E eu que sempre ando
pássaro solitário, humilde, escuro,
tornado um cisne puro,
brando e sonoro pelo ar voando,
com canto manifesto,
pintara meu tormento e vosso gesto.

O ser humano utiliza a canção para variados fins como expressar o amor por alguém ou algo, apresentar o descontentamento com alguma situação, denunciar algo, dentre muitas outras coisas. É interessante notar como é abrangente a finalidade da canção. Ontem, ao acordar, escutei uma música de Vanessa da Mata (para mim uma das melhores cantoras e compositoras brasileiras) que com seu tom humorístico, denuncia o contexto contemporâneo de consumismo desenfreado. Tal música tem como título “Bolsa de Grife”:
Comprei uma bolsa de grife
Mas ouçam que cara de pau.
Ela disse que ia me dar amor
Acreditei, que horror
Ela disse que ia me curar a gripe
Desconfiei, mas comprei
Comprei a bolsa cara pra me curar do mal
Ela disse que me curava o fogo
Achei que era normal
Ela disse que gritava e pedia socorro
Achei natural

Ainda tenho a angústia e a sede
A solidão, a gripe e a dor
E a sensação de muita tolice
Nas prestações que eu pago
Pela tal bolsa de grife

Nem pensei
Impulso
Pra sanar um momento
Silenciar barulhos.
Me esqueci de respirar
Um, dois, três
Eu paro
Hoje sei que tenho tudo
Será?
Escrevi em meu colar
Dentro há o que procuro

Meu amigo comprou um carro
Para se curar do mal

A artista quando foi perguntada sobre o conteúdo da letra musical, disse que gostaria mesmo de retratar o consumismo humano, a necessidade que as pessoas têm de comprar para sentirem-se bem. É realmente isso que a letra musical nos passa após sua leitura. Ela aponta para o caráter supérfluo de comprar em que nos embrenhamos a cada dia em busca de sentimentos  que nos satisfaçam mental e corporalmente.
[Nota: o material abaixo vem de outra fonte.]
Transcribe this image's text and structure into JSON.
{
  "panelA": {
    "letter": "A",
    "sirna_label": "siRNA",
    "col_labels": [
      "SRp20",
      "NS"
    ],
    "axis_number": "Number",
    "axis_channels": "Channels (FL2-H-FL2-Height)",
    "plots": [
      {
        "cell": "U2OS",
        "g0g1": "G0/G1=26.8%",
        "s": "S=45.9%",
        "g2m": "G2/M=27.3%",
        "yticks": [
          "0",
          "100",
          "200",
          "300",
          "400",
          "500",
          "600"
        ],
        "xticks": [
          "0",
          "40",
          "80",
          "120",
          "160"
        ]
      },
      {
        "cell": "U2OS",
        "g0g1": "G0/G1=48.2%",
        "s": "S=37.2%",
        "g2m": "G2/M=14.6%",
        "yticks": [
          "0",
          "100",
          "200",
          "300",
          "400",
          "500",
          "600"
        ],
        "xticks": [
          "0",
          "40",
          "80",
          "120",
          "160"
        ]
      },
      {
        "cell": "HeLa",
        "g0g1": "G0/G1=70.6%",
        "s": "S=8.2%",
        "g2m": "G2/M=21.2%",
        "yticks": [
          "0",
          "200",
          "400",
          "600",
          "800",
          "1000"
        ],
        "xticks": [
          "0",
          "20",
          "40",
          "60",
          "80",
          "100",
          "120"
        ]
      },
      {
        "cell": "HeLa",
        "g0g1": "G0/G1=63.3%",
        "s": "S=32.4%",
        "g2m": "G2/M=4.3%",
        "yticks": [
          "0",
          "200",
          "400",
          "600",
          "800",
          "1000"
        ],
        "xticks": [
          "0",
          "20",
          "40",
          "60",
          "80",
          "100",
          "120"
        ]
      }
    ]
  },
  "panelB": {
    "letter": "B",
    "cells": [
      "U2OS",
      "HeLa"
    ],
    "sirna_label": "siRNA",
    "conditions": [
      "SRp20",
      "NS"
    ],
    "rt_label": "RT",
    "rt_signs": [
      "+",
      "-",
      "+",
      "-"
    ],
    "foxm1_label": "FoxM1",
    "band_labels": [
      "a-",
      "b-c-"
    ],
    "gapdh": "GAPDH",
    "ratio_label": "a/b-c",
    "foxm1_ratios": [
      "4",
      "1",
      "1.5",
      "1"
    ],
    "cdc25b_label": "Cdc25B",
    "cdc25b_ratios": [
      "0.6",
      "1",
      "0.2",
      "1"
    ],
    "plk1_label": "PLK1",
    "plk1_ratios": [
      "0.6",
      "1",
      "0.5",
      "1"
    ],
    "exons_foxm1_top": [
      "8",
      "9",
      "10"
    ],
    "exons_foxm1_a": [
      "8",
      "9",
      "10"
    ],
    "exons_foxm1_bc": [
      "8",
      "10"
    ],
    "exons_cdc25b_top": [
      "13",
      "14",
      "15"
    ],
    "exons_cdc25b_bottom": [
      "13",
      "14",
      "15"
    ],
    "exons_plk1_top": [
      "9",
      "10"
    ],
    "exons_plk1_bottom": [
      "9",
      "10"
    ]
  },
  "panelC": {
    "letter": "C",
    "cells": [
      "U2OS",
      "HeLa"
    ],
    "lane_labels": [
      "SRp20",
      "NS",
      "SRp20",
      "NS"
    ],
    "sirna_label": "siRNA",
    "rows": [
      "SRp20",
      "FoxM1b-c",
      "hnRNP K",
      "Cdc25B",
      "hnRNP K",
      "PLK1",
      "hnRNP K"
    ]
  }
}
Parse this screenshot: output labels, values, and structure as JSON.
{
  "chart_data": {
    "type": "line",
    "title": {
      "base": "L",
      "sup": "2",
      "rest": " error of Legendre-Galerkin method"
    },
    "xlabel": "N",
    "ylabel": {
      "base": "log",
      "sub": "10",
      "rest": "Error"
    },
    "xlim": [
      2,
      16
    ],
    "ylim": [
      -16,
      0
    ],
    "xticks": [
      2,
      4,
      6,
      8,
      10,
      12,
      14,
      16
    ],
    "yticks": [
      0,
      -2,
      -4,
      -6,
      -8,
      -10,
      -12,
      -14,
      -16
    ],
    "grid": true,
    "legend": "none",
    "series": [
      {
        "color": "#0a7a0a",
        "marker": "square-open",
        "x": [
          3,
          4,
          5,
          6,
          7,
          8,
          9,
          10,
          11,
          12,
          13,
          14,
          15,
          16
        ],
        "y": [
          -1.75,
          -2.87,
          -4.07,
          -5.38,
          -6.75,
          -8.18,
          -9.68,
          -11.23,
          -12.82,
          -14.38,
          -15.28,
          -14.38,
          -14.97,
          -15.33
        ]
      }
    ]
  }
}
Tanto a música quanto a poesia são importantes maneiras de revelar a percepção humana de mundo, a memória cultural na qual as pessoas viveram e vivem. Enfim, são formas artísticas que além de agradar a olhos e ouvidos, tornam a todos mais críticos e perspicazes.





Rodrigo C. M. Machado é Mestrando em Letras, com ênfase em Estudos Literários, pela Universidade Federal de Viçosa.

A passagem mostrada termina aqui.